Now let’s turn to the developments of 2024. 

In May, Rodgers Kwemoi was banned for six years by the Athletics Integrity Unit. Kwemoi had finished fourth in the 2019 World Championships and seventh in the Tokyo Olympics in the 10,000m. He didn’t fail any in-competition tests at either event.

However, when the AIU reviewed his athlete biological passport, it concluded that he had likely blood doped at least 18 times. For that, he received the unusually long six-year ban.

The next month, Rhonex Kipruto, a rising distance running star who was beginning to dominate the road racing circuit, received a six-year ban. Why? Because the AIU concluded that he had engaged in “a deliberate and sophisticated doping regime.” His case included “aggravated circumstances,” like six separate requests for a hearing extension.

At the time, Kipruto was the world record holder for a road 10K (26:24) and he’d won the bronze medal in the 2019 World Champs 10,000m. Kipruto’s road 10K performance has been erased from the all-time list, and he’s being forced to return that bronze medal.

Here’s the most recent, illuminating, and damning example. On Aug. 3, Faith Chepkoech won the Beach to Beacon 10K in Maine. She passed the race-day doping test.

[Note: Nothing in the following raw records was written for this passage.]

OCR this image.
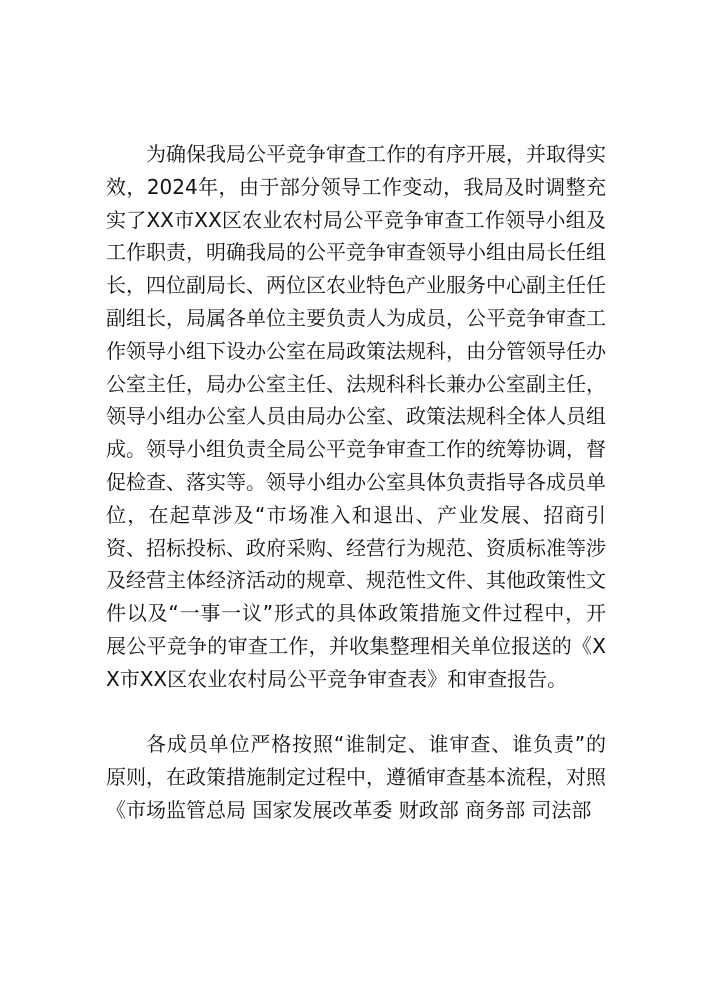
为确保我局公平竞争审查工作的有序开展，并取得实效，2024年，由于部分领导工作变动，我局及时调整充实了XX市XX区农业农村局公平竞争审查工作领导小组及工作职责，明确我局的公平竞争审查领导小组由局长任组长，四位副局长、两位区农业特色产业服务中心副主任任副组长，局属各单位主要负责人为成员，公平竞争审查工作领导小组下设办公室在局政策法规科，由分管领导任办公室主任，局办公室主任、法规科科长兼办公室副主任，领导小组办公室人员由局办公室、政策法规科全体人员组成。领导小组负责全局公平竞争审查工作的统筹协调，督促检查、落实等。领导小组办公室具体负责指导各成员单位，在起草涉及“市场准入和退出、产业发展、招商引资、招标投标、政府采购、经营行为规范、资质标准等涉及经营主体经济活动的规章、规范性文件、其他政策性文件以及“一事一议”形式的具体政策措施文件过程中，开展公平竞争的审查工作，并收集整理相关单位报送的《XX市XX区农业农村局公平竞争审查表》和审查报告。

各成员单位严格按照“谁制定、谁审查、谁负责”的原则，在政策措施制定过程中，遵循审查基本流程，对照《市场监管总局 国家发展改革委 财政部 商务部 司法部
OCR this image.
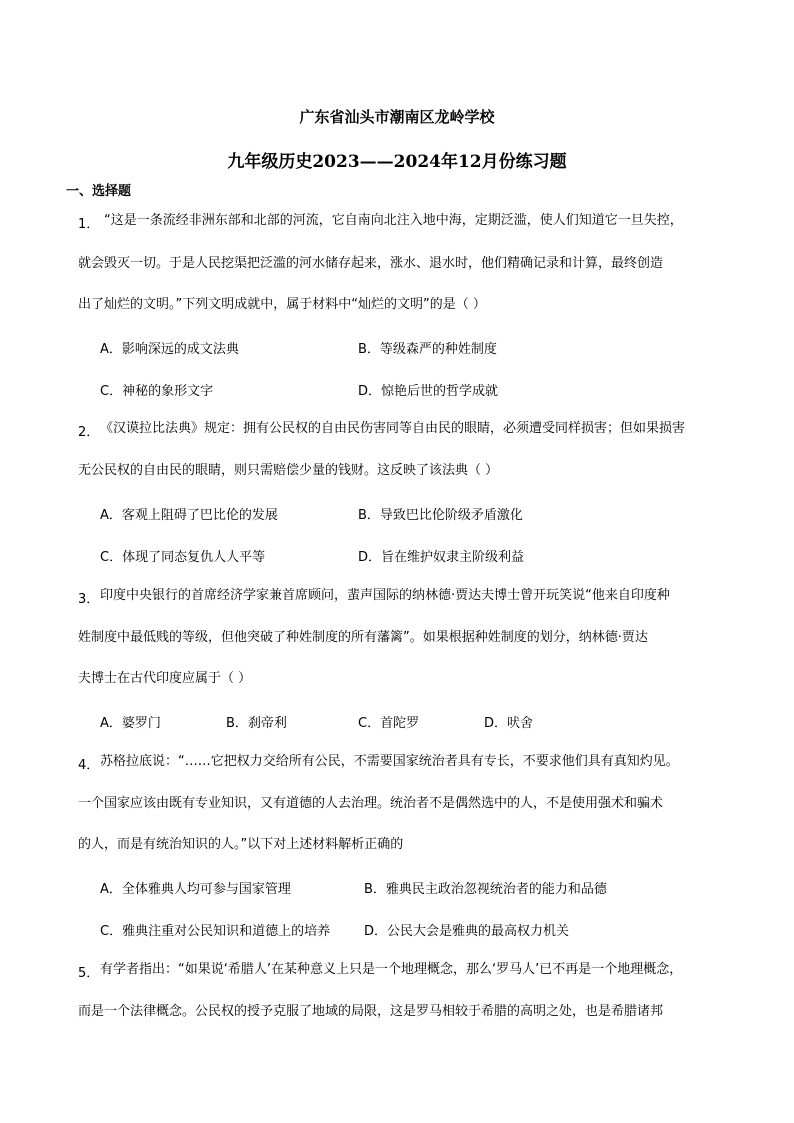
广东省汕头市潮南区龙岭学校
九年级历史2023——2024年12月份练习题
一、选择题
1． “这是一条流经非洲东部和北部的河流，它自南向北注入地中海，定期泛滥，使人们知道它一旦失控，
就会毁灭一切。于是人民挖渠把泛滥的河水储存起来，涨水、退水时，他们精确记录和计算，最终创造
出了灿烂的文明。”下列文明成就中，属于材料中“灿烂的文明”的是（ ）
A．影响深远的成文法典	B．等级森严的种姓制度
C．神秘的象形文字	D．惊艳后世的哲学成就
2． 《汉谟拉比法典》规定：拥有公民权的自由民伤害同等自由民的眼睛，必须遭受同样损害；但如果损害
无公民权的自由民的眼睛，则只需赔偿少量的钱财。这反映了该法典（ ）
A．客观上阻碍了巴比伦的发展	B．导致巴比伦阶级矛盾激化
C．体现了同态复仇人人平等	D．旨在维护奴隶主阶级利益
3． 印度中央银行的首席经济学家兼首席顾问，蜚声国际的纳林德·贾达夫博士曾开玩笑说“他来自印度种
姓制度中最低贱的等级，但他突破了种姓制度的所有藩篱”。如果根据种姓制度的划分，纳林德·贾达
夫博士在古代印度应属于（ ）
A．婆罗门	B．刹帝利	C．首陀罗	D．吠舍
4． 苏格拉底说：“……它把权力交给所有公民，不需要国家统治者具有专长，不要求他们具有真知灼见。
一个国家应该由既有专业知识，又有道德的人去治理。统治者不是偶然选中的人，不是使用强术和骗术
的人，而是有统治知识的人。”以下对上述材料解析正确的
A．全体雅典人均可参与国家管理	B．雅典民主政治忽视统治者的能力和品德
C．雅典注重对公民知识和道德上的培养	D．公民大会是雅典的最高权力机关
5． 有学者指出：“如果说‘希腊人’在某种意义上只是一个地理概念，那么‘罗马人’已不再是一个地理概念，
而是一个法律概念。公民权的授予克服了地域的局限，这是罗马相较于希腊的高明之处，也是希腊诸邦
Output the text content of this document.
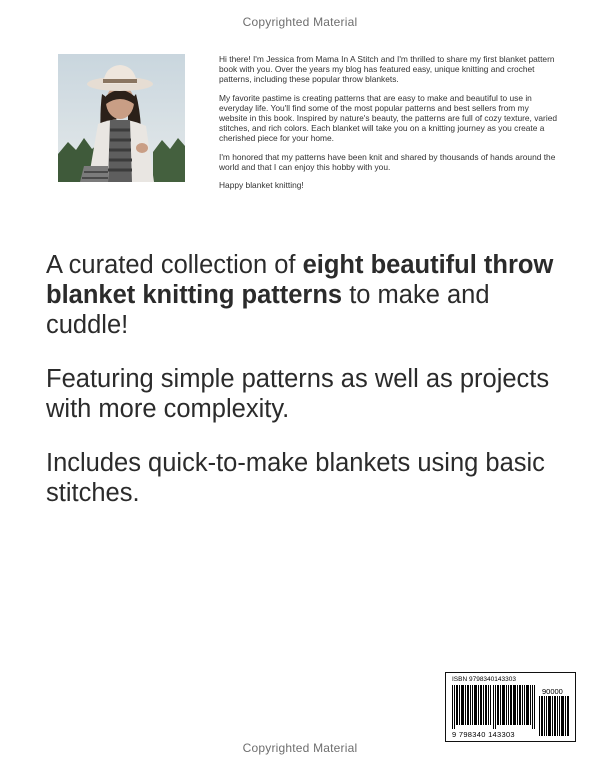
Copyrighted Material

Hi there! I'm Jessica from Mama In A Stitch and I'm thrilled to share my first blanket pattern book with you. Over the years my blog has featured easy, unique knitting and crochet patterns, including these popular throw blankets.

My favorite pastime is creating patterns that are easy to make and beautiful to use in everyday life. You'll find some of the most popular patterns and best sellers from my website in this book. Inspired by nature's beauty, the patterns are full of cozy texture, varied stitches, and rich colors. Each blanket will take you on a knitting journey as you create a cherished piece for your home.

I'm honored that my patterns have been knit and shared by thousands of hands around the world and that I can enjoy this hobby with you.

Happy blanket knitting!

A curated collection of eight beautiful throw blanket knitting patterns to make and cuddle!

Featuring simple patterns as well as projects with more complexity.

Includes quick-to-make blankets using basic stitches.

ISBN 9798340143303
90000
9 798340 143303
Copyrighted Material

A month after the race, it was revealed that she had been tested in Kenya 10 days earlier on July 26—shortly before flying to Maine. Her Kenyan test revealed that Chepkoech had been blood doping with EPO.

For this, she received a three-year ban that disqualified her from the Beach to Beacon win. In this case, the normal four-year-ban was reduced because she confessed to doping. Let’s hope she provided enough details for the AIU to sniff out other athletes.

What Can Be Done About Kenya?

The three athletes named above are all Kenyan runners. That’s a shame. I traveled to Kenya twice 20 years ago to meet its wonderful athletes and communities that produce so much greatness, and always believed them paragons of integrity.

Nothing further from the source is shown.